Well into the 20th century, Americans continued to claim that Catholicism was incompatible with democracy. This slur remained eminently bipartisan, ranging from right-wing thugs like the Ku Klux Klan to liberal tribunes like John Dewey, McGeorge Bundy and Albert Einstein.

Consider these thinkers’ praise for “American Freedom and Catholic Power,” the 1949 best-seller by Paul Blanshard. An author and editor for The Nation, one of America’s liberal standard-bearers, Blanshard warned that Catholicism threatened core liberal values: reason, tolerance and equality.

To Blanshard, Catholic nuns harkened back to “an age when women allegedly enjoyed subjection and reveled in self-abasement.” But he reserved his greatest disdain for the pope and the rest of the priestly hierarchy, whose “antidemocratic” philosophy was alternatively “intolerant or separatist or un-American.”

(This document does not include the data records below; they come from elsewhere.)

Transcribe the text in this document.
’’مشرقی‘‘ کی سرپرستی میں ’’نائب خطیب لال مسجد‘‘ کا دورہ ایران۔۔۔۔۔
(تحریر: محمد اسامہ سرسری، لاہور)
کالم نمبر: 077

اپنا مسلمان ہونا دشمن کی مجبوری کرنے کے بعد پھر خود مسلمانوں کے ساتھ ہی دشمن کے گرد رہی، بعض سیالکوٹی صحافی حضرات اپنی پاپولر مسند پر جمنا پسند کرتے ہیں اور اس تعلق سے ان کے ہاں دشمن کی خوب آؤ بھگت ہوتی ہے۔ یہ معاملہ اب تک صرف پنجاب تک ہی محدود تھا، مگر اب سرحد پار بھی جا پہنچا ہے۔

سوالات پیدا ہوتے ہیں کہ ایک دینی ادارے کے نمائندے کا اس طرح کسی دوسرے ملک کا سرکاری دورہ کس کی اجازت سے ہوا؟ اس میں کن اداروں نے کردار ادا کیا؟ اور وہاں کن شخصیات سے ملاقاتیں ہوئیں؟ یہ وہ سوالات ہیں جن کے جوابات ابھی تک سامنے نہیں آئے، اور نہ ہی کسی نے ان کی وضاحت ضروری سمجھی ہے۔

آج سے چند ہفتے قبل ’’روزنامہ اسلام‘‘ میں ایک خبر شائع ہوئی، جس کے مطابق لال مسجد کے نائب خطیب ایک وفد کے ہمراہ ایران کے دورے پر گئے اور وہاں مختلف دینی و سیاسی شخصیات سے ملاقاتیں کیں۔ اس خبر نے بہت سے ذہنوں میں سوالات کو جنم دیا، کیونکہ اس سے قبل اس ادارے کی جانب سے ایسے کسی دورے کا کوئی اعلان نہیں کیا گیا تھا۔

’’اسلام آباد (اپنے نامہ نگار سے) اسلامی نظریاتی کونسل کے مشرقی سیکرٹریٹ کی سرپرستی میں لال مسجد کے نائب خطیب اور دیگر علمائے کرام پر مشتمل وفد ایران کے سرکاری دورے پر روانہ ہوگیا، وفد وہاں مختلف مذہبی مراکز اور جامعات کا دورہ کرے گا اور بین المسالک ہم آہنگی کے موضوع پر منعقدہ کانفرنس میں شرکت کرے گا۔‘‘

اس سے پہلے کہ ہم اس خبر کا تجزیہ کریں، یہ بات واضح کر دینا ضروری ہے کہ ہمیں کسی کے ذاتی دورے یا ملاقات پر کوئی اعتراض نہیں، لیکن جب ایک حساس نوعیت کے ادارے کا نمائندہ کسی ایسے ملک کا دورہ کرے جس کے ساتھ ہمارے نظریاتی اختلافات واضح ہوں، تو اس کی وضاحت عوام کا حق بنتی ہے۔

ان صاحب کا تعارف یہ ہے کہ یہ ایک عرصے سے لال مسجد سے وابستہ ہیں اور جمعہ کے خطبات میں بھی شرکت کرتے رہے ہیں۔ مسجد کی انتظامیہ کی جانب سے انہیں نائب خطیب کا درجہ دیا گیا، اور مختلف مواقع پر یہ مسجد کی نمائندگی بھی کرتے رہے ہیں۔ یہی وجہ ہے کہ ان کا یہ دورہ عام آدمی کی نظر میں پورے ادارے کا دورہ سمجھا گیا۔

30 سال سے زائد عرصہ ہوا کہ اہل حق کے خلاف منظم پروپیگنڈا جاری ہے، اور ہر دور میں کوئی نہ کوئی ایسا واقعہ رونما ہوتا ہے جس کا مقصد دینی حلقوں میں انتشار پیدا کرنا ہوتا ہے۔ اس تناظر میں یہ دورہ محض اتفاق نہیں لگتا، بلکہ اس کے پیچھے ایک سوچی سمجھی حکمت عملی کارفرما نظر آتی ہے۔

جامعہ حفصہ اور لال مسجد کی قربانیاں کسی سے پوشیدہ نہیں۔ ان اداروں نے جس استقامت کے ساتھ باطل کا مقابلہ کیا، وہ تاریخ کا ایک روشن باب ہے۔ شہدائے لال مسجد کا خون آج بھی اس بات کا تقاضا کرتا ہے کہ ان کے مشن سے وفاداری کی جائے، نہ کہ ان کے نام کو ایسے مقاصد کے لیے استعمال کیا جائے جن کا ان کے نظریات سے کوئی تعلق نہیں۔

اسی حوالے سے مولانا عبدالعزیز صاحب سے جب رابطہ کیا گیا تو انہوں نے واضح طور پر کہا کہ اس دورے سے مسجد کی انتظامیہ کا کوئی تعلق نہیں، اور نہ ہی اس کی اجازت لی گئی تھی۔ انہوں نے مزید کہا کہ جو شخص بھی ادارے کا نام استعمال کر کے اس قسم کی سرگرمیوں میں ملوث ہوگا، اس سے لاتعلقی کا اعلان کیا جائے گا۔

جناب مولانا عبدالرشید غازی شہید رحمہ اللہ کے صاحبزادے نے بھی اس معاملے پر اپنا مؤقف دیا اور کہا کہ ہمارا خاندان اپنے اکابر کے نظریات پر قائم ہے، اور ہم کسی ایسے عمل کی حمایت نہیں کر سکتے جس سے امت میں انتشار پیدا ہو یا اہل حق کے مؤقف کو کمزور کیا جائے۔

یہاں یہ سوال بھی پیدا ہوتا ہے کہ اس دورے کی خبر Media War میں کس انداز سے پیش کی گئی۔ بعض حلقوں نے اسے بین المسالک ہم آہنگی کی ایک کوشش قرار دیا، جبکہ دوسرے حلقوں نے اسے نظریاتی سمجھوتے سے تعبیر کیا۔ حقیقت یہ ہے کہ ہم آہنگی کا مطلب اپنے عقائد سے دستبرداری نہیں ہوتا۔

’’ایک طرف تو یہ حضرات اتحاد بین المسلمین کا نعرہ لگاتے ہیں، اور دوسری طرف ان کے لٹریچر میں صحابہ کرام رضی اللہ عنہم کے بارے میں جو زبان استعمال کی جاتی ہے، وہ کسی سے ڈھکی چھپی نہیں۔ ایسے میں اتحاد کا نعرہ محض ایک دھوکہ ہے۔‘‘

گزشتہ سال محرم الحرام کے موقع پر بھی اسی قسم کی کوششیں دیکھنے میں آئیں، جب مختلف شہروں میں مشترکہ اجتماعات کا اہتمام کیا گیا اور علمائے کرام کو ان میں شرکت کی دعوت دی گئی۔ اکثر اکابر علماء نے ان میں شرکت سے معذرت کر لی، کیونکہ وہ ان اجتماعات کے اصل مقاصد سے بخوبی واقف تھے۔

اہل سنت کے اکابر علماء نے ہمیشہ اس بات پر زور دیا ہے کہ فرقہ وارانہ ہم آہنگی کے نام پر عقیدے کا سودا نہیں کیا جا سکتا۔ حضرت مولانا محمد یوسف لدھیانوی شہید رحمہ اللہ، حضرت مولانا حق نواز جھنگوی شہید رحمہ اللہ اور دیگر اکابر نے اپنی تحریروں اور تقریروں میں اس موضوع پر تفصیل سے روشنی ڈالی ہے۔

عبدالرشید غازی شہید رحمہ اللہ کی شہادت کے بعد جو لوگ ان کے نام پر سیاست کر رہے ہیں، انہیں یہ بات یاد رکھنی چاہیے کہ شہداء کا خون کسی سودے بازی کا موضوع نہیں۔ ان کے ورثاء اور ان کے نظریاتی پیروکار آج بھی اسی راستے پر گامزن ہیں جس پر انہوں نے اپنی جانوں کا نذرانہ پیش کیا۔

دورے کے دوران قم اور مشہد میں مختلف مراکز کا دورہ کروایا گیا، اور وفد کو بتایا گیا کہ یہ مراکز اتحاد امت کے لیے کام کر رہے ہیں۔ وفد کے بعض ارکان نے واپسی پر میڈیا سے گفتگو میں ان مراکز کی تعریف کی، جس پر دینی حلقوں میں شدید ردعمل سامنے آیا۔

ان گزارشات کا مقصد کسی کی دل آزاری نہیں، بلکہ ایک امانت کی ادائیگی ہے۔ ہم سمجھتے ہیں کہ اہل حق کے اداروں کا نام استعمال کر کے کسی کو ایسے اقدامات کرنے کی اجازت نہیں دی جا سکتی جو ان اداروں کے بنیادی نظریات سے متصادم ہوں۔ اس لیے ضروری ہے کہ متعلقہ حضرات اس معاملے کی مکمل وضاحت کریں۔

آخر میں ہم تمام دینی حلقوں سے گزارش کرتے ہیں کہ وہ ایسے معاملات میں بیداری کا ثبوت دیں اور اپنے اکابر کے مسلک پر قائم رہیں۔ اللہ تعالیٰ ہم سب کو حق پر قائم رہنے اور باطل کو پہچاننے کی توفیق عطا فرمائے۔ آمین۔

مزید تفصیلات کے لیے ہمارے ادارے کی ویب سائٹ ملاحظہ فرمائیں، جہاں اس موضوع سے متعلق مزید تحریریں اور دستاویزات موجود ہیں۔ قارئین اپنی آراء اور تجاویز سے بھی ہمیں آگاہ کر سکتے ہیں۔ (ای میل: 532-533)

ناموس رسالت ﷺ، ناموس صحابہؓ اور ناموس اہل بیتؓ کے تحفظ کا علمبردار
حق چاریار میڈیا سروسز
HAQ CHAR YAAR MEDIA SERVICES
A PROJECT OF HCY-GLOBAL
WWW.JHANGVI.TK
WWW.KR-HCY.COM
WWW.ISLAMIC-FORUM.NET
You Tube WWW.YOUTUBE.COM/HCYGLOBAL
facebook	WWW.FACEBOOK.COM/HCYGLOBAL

Dewey, Bundy and Einstein all commended Blanshard’s analysis.

Meanwhile, other critics added their own barbs. Catholicism was anti-intellectual as well as anti-democratic, they charged, which explained the supposed atrophy of science and philosophy in Catholic societies.

Most of all, Catholicism’s dictatorial culture allegedly left its members open to appeals from demagogues on the right as well as on the left. Nazism was born in the Catholic regions of southern Germany, critics pointed out; likewise, Catholics eagerly embraced Francisco Franco’s version of fascism in Spain.

With the rise of the Cold War, finally, Americans linked Catholicism to a new totalitarian threat: Communism. In his next book, published in 1951, Paul Blanshard noted the “deadly parallels” between them: Global in scope, both Catholicism and Communism demanded that individuals forsake their personal and national loyalties in favor of an inflexible creed.

Sound familiar? It should. In our deplorable history of anti-Catholicism, you can hear every aspect of contemporary Islamophobia. Muslims are disloyal, pledging allegiance to al-Qaida and other foreign enemies; they oppress women, whom they bind into hijabs and burkas; they hate science and free inquiry, keeping their adherents mired in ignorance.

Here anti-Muslim bigots will note, correctly, that some Muslims really do share these characteristics. But “some” Catholics really were fascists (see: Franco and his followers). That was no reason to tar all of them with the same brush. Ditto for Muslims today.

And that brings us back to President Obama, who went on national television last weekend to again emphasize that he’s Christian, not Muslim. According to a recent poll by the Pew Research Center, 18 percent of Americans now believe Obama is a Muslim, up from 11 percent in March 2009.

They happen to be wrong, just like Lincoln’s accusers were, but that’s not the point. So please, dear readers, save me the e-mails about Obama’s birth certificate, his Kenyan father, and his Indonesian school. Suppose, instead, that the president really was a Muslim.

Wouldn’t that be OK, in this great land of liberty?

The answer, clearly, is no. That’s what this debate is really about.

And we should all be ashamed about it.

Jonathan Zimmerman teaches history at New York University.